De Pere’s Angela Smet is UW-Green Bay’s ‘Most Outstanding’
Angela Smet will soon start a new journey on a new campus, having gained acceptance into the Medical College of Wisconsin. But first, she accepted the highest award presented by the Alumni Association to graduating seniors — the Outstanding Student Award.
The De Pere, Wis. native accepted the award at a May 12 award ceremony on campus. Smet received her bachelor of science degree in Human Biology, Saturday, May 13, 2017, graduating with a near perfect grade grade point average and summa cum laude (highest) distinction.
The Alumni Association, which has been designating a single Outstanding Student Award recipient for each graduating class since 1976, recognized Smet for her undergraduate success as a student, researcher and volunteer in service to others. She was nominated and selected from among approximately 920 graduating seniors eligible to receive diplomas at May commencement.
Smet enjoyed careers as a Hyperbaric Safety Director and a Clinical Wound Care Coordinator before enrolling full-time at UW-Green Bay in 2014. To say she has made the most of her time as an adult student is an understatement: Smet received high or highest honors for five consecutive semesters — every semester she was a full-time student. She was named to the Alpha Sigma Lamda National Honor Society in Fall 2015, an organization recognizing scholarship and leadership among adult students, and was inducted into Phi Kappa Phi that same year in recognition of her academic excellence.

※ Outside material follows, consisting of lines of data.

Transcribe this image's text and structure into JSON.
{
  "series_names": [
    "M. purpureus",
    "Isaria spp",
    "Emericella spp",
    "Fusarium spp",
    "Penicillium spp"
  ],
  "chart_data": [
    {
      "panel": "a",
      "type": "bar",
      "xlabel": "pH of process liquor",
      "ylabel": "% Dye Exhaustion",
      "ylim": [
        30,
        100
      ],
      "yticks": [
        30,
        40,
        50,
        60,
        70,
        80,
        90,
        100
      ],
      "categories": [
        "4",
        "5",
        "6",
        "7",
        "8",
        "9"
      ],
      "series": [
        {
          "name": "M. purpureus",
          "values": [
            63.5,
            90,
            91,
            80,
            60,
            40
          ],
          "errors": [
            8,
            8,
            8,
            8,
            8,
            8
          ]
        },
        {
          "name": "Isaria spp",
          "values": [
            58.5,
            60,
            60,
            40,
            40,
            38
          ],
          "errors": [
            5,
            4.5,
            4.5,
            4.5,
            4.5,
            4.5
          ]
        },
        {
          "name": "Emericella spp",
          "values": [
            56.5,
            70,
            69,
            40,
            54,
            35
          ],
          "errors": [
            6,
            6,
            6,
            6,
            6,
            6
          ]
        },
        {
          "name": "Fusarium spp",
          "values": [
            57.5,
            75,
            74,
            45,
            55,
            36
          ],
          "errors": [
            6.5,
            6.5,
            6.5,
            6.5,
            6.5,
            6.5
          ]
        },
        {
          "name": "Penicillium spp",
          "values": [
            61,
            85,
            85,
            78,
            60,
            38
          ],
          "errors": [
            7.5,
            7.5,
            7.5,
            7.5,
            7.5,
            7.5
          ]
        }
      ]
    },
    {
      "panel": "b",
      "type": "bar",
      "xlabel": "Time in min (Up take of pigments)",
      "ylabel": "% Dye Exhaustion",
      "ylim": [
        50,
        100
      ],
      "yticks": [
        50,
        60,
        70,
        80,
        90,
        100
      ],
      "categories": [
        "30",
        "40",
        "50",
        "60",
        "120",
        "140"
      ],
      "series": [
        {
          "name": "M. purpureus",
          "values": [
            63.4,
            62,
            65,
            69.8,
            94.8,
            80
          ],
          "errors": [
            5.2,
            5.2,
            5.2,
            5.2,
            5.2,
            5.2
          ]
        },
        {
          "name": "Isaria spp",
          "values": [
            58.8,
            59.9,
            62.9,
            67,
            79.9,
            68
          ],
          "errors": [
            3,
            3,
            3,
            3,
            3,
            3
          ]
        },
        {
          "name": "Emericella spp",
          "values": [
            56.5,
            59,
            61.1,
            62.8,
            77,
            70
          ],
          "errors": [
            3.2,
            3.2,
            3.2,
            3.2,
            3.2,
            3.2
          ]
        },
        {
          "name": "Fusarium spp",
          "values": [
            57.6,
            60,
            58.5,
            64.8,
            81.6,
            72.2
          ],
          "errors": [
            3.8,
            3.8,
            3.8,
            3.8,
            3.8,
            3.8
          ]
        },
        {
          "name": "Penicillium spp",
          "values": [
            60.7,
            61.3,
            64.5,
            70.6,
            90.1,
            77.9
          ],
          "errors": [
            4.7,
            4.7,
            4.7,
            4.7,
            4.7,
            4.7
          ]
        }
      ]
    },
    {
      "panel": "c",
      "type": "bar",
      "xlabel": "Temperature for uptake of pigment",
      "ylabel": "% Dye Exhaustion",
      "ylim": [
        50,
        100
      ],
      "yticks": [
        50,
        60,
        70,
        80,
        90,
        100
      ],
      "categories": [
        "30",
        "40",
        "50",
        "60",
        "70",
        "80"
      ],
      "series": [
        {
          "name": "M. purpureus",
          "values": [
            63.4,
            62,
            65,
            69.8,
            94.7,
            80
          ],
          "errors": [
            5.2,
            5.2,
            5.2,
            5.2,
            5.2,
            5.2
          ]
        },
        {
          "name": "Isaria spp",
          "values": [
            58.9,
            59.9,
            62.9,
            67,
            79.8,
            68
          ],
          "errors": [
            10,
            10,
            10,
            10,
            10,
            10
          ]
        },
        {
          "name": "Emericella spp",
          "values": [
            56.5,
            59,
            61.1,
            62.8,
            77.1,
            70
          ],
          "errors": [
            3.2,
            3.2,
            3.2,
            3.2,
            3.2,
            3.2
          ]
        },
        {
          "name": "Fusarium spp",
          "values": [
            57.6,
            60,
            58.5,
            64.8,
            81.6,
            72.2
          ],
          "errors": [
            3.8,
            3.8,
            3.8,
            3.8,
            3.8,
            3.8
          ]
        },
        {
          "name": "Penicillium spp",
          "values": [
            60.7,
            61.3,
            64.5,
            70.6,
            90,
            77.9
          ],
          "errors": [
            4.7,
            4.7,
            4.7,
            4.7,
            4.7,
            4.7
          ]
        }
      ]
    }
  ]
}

In Spring 2016, Smet received a UW-Green Bay Leadership Award for demonstrating active and meaningful campus and/or community involvement while maintaining evidence of academic quality, demonstrated leadership ability, providing service to UW-Green Bay and/or the community and showing potential for further achievement and commitment to personal growth.
She has created a lasting impact on her field of study, human biology, through her work as an intern for the College of Science and Technology, conducting outreach to high schools in Northeast Wisconsin to increase awareness about the science programs available at UW-Green Bay and the career opportunities that await the students of tomorrow. In addition, Smet worked to create a series of anatomy and physiology dissection videos, designed as an online resource to assist students conducting lab work 24/7, including during non-traditional lab hours due to juggling numerous school and coursework responsibilities, employment and family circumstances — a world with which she is familiar as an adult student.
While on campus. Smet was an active leader, serving as student vice president for Phi Kappa Phi and assisting with on-campus community service projects including an elementary school book drive, Ghana science book drive, Honors Week, and an elementary school supply drive. She was also a member of the Sustainable, Local & Organic Garden Club, assisting with weekly watering, planting, planning, and outreach efforts.
Her academic and pre-professional experience includes, but is not limited to, cadaver dissection, research in green exercise, and serving as a “Life’s a Lab” Science Camp Teaching Assistant. She was one of only two students to volunteer for the first UW-Green Bay crainiotomy and brain dissection.
Smet’s passion to educate, teach and heal make her future plans no surprise. Following graduation, she will attend the Medical College of Wisconsin Green Bay as a first-year medical student. She is the first college graduate in her family.
Smet has this to say about her UW-Green Bay experience: “I love UW-Green Bay as my home and my family. Today, I am a confident, well-educated young woman raising a future college graduate. Each day, I wake up so incredibly thankful and proud of my education.”